Simplificando mucho el tema resumiré esa explicación recordando que la primera cuestión se resuelve como reacción de los empresarios ante las demandas del mercado. Los ciudadanos expresan sus deseos al dirigirse a comprar, manifestando así su demanda, y los productores, conociendo esa demanda o anticipándola con sus previsiones, se aprestan a producir los artículos para venderlos con un beneficio.

El mismo mecanismo interviene al decidir para quién se producen los bienes, puesto que el mercado actúa de distribuidor. Los precios de los productos, influidos por las intensidades relativas de la oferta y de la demanda  (es decir, por la abundancia o escasez en el mercado, que hacen bajar o subir, respectivamente, los precios), orientan la mercancía en venta hacia las manos de quienes pueden pagarla.

Finalmente, el problema de cómo se obtienen los bienes deseados   (pues con frecuencia existen posibilidades diversas)   es algo que naturalmente viene determinado en gran parte por la técnica y es tarea de ingenieros y científicos: por ejemplo, producir trigo requiere tierra, abonos y labores determinadas, y análogamente los demás bienes.

Las proporciones en que se combinan unos recursos para obtener otros dependerán de las cualidades inherentes a los diversos materiales.
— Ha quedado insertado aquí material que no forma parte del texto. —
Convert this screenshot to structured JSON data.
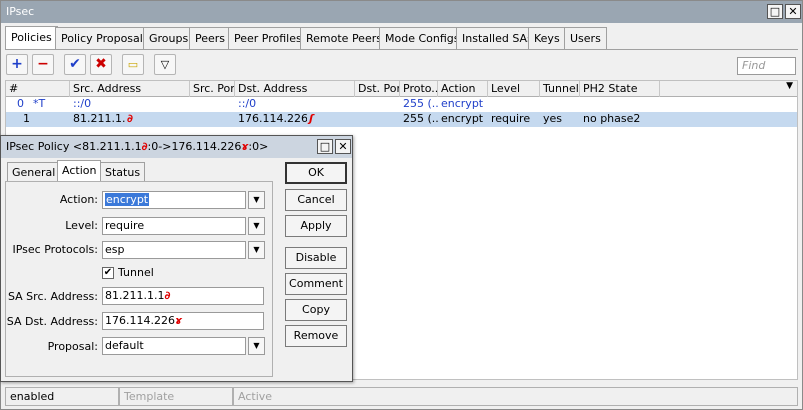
{
  "window": {
    "title": "IPsec"
  },
  "tabs": [
    "Policies",
    "Policy Proposals",
    "Groups",
    "Peers",
    "Peer Profiles",
    "Remote Peers",
    "Mode Configs",
    "Installed SAs",
    "Keys",
    "Users"
  ],
  "toolbar": {
    "find_placeholder": "Find"
  },
  "table": {
    "columns": [
      "#",
      "Src. Address",
      "Src. Port",
      "Dst. Address",
      "Dst. Port",
      "Proto...",
      "Action",
      "Level",
      "Tunnel",
      "PH2 State"
    ],
    "rows": [
      {
        "num": "0",
        "flag": "*T",
        "src": "::/0",
        "src_port": "",
        "dst": "::/0",
        "dst_port": "",
        "proto": "255 (...",
        "action": "encrypt",
        "level": "",
        "tunnel": "",
        "ph2": ""
      },
      {
        "num": "1",
        "flag": "",
        "src": "81.211.1.1",
        "src_port": "",
        "dst": "176.114.226.1",
        "dst_port": "",
        "proto": "255 (...",
        "action": "encrypt",
        "level": "require",
        "tunnel": "yes",
        "ph2": "no phase2"
      }
    ]
  },
  "statusbar": [
    "enabled",
    "Template",
    "Active"
  ],
  "dialog": {
    "title": "IPsec Policy <81.211.1.1",
    "title_mid": ":0->176.114.226",
    "title_end": ":0>",
    "tabs": [
      "General",
      "Action",
      "Status"
    ],
    "labels": {
      "action": "Action:",
      "level": "Level:",
      "protocols": "IPsec Protocols:",
      "tunnel": "Tunnel",
      "sa_src": "SA Src. Address:",
      "sa_dst": "SA Dst. Address:",
      "proposal": "Proposal:"
    },
    "values": {
      "action": "encrypt",
      "level": "require",
      "protocols": "esp",
      "sa_src": "81.211.1.1",
      "sa_dst": "176.114.226",
      "proposal": "default"
    },
    "buttons": [
      "OK",
      "Cancel",
      "Apply",
      "Disable",
      "Comment",
      "Copy",
      "Remove"
    ]
  },
  "colors": {
    "selection": "#c5d9ef",
    "highlight": "#3b79d9",
    "redact": "#e00000"
  }
}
Ahora bien, el economista interviene también en la decisión desde el momento en que esa materia prima y las máquinas y trabajadores que la transforman pasan por un mercado donde tienen sus respectivos precios y salarios.

Estos valores monetarios afectan a los puros datos de la técnica y así, por ejemplo, se cambiará  más o menos una materia prima por otra de diferente calidad según su contribución al beneficio monetario final, y no sólo ateniéndose a la cantidad física del producto.

Una vez más comprobamos que la tarea de satisfacer las necesidades humanas no es sólo un problema técnico, sino también económico, en cuanto intervienen relaciones entre los que poseen los distintos bienes, cuantificadas por el mercado en forma de precios.

Estas relaciones entre seres humanos son las que imprimen carácter social a la ciencia económica, junto con el hecho de que la división del trabajo impone la colaboración y la solidaridad entre todos.